Ritorno alle origini: le parole di De Ligt sull’Ajax
De Ligt (Instagram)

Matthijs de Ligt è un nome che evoca immediatamente sentimenti di ammirazione e rispetto nel mondo del calcio, soprattutto tra gli appassionati dell’Ajax. Il difensore olandese, che attualmente incanta i tifosi con le sue prestazioni in una delle squadre europee più blasonate, non ha mai nascosto il forte legame che lo unisce al club di Amsterdam, una relazione che continua a prosperare nonostante la distanza.

Durante un’intervista concessa ai canali ufficiali dell’Ajax, de Ligt ha condiviso riflessioni e sentimenti riguardo la sua esperienza passata e le possibilità di un futuro ritorno all’ombra dell’Amsterdam ArenA. Le sue parole sono state un chiaro indizio del profondo affetto che nutre per il club che lo ha lanciato nel panorama calcistico internazionale.
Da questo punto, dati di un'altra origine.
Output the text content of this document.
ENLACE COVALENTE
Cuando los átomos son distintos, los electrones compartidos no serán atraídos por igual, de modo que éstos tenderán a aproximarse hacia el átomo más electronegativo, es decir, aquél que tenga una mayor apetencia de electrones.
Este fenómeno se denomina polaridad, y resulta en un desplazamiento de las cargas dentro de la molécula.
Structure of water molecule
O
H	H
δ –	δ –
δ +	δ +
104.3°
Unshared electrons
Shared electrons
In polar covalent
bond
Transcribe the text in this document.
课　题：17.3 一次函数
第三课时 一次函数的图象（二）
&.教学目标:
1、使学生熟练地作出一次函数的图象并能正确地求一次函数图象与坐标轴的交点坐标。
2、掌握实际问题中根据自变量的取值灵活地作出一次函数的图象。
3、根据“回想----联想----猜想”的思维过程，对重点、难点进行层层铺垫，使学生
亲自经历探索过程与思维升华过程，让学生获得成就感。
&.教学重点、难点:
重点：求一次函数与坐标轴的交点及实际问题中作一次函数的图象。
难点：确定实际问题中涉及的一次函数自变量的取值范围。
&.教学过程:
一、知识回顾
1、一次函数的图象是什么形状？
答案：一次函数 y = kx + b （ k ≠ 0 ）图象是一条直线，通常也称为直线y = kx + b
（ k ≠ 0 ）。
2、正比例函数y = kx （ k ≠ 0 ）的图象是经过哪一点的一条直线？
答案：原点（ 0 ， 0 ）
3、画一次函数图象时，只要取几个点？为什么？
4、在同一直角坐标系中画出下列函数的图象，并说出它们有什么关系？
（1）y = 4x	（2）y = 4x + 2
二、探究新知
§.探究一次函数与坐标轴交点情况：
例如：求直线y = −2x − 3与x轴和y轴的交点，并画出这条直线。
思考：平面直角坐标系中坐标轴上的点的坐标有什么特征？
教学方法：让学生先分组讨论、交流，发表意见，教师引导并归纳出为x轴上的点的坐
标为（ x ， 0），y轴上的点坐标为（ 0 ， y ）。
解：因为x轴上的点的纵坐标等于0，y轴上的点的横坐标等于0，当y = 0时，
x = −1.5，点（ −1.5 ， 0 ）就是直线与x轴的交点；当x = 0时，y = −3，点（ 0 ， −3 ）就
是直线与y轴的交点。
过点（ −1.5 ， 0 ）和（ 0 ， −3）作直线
Con un tono di voce sincero e appassionato, l’ex capitano dell’Ajax ha esposto i suoi pensieri riguardo alla durata della sua permanenza nella squadra prima di fare il grande salto verso campionati più competitivi. “Ho giocato tre anni in prima squadra, un periodo che a posteriori mi sembra relativamente breve. In effetti, avevo immaginato di potermi godere l’esperienza all’Ajax per un tempo più lungo, ma le circostanze hanno preso una piega diversa da quella che tutti ci aspettavamo, e io per primo,” ha ricordato de Ligt.

De Ligt ricorda con piacere i vecchi tempi

L’idea di un suo ritorno all’Ajax non è solo un sogno remoto. De Ligt parla di questa eventualità con un senso di possibilità e desiderio, lasciando intendere che sarebbe più che felice di indossare nuovamente la maglia del club olandese. “Ogni tanto ci penso e credo che succederà,” ha confidato, accendendo le speranze dei tifosi. “Se si presentasse l’opportunità di tornare, sarei entusiasta di coglierla. Tutto può succedere nel calcio, non è possibile saperlo con certezza, ma se dovessi decidere oggi, sì, mi piacerebbe tornare.”

Il legame tra de Ligt e l’Ajax non è un’eccezione nel mondo del calcio. Infatti, anche altri giocatori hanno mantenuto relazioni simili con i loro club formativi. Prendendo ad esempio un compagno di squadra e connazionale, Frenkie de Jong, de Ligt immagina che anch’egli condivida questo stesso tipo di attaccamento emotivo. “Per De Jong? Immagino di sì,” ha supposto, suggerendo così che anche il centrocampista possa un giorno considerare un ritorno tra le fila dell’Ajax.

Queste dichiarazioni di de Ligt non fanno altro che sottolineare la profonda connessione che esiste tra i giocatori e i club che hanno contribuito alla loro crescita professionale. È una storia di fedeltà, gratitudine e affetto che va oltre i risultati sul campo, dimostrando che nel calcio, come nello sport in generale, i legami umani restano uno degli aspetti più affascinanti e coinvolgenti.